そんなセガールの日本語が笑えるポイントになっているんですが、最高に笑えたのがクライマックス前の殴り込みを決意する場面です。
仲間の前で、「(大沢を)今から殺りにいきますよ」と堂々と宣言、続いて自慢の愛刀を見せながら、「これ人斬れますよ~!これ、今晩使いますよ。

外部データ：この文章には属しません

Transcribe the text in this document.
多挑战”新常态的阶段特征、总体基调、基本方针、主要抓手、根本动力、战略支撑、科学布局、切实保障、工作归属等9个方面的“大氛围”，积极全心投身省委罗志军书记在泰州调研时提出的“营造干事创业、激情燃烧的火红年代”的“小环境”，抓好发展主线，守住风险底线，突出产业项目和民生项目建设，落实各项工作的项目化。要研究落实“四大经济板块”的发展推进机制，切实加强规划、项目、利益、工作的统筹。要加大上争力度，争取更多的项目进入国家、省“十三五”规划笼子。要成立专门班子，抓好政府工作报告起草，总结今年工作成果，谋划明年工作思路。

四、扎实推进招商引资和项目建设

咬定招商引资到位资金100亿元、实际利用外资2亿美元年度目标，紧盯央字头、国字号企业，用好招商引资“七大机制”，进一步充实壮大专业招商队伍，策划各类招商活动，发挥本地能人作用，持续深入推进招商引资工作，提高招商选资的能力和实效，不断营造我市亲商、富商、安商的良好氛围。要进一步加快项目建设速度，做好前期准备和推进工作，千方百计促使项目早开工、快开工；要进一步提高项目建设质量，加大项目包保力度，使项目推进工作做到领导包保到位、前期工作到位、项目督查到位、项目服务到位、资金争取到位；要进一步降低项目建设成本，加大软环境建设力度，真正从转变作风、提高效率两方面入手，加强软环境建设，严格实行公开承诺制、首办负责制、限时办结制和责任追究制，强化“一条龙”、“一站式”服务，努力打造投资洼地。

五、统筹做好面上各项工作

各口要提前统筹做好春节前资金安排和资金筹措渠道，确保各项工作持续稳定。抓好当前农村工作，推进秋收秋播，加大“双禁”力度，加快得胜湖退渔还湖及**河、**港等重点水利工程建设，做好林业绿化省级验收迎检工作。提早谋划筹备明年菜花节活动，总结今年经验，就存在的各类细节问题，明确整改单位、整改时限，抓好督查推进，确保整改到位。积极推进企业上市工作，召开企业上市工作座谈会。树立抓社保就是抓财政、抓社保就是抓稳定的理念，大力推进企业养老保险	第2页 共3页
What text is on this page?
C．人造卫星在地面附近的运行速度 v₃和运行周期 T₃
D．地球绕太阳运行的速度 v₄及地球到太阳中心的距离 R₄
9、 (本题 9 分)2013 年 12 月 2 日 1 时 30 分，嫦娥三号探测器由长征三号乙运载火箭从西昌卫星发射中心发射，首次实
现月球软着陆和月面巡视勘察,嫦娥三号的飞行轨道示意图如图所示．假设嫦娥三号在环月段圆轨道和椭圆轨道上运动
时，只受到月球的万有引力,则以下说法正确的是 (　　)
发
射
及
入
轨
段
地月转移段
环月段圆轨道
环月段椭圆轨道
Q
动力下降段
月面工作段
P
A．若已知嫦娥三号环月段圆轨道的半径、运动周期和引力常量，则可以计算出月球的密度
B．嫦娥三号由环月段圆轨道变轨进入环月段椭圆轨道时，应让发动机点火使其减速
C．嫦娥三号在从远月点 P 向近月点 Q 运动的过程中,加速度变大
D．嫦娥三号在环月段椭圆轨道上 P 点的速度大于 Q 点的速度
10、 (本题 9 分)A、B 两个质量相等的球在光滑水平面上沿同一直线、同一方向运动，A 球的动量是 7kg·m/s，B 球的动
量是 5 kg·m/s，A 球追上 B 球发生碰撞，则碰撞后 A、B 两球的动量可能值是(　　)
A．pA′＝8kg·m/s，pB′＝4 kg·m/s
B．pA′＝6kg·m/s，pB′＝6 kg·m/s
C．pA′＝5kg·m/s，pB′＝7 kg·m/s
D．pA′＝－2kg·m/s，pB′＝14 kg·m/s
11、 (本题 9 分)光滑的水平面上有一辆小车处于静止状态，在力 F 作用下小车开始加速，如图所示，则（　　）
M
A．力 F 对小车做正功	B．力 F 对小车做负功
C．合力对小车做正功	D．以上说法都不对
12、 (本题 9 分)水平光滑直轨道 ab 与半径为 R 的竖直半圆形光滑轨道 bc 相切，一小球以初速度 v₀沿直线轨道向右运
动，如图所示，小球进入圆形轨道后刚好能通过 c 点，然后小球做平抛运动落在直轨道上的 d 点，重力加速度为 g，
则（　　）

人斬れますよ、これは!」と、世にも恐ろしい台詞をどうしてだか敬語でまくしたてるセガール!
いや~、腹がよじれるかと思いましたよ、マジで!

そして、なんだかブルース・リーの映画や「必殺」シリーズを観ているかのような寺での殺し合いに雪崩れこむわけですけど、セガールVS大沢たかおという、二度とは見られないであろうビッグマッチが本作のメインイベント!
撃ってしまえばいいのに、どうしてかセガールが剣の達人だと知っているにも拘わらず刀で迎え撃つ大沢たかお!
さすがは幕末にタイムスリップした男ですよ!関係ないけども!

最後の最後まで微塵にもキレの無い映画ですが、あのセガールが日本リスペクトの映画を作ったというだけでも意義があるので、どこまでいっても「ヤクザ」「ゲイシャサン」「スシ」「パチンコ」なジャパンとセガールの、どこかズレまくったケミストリーを是非とも堪能してほしいところです。
まあ、堪能しないほうが時間の節約になりますけれど。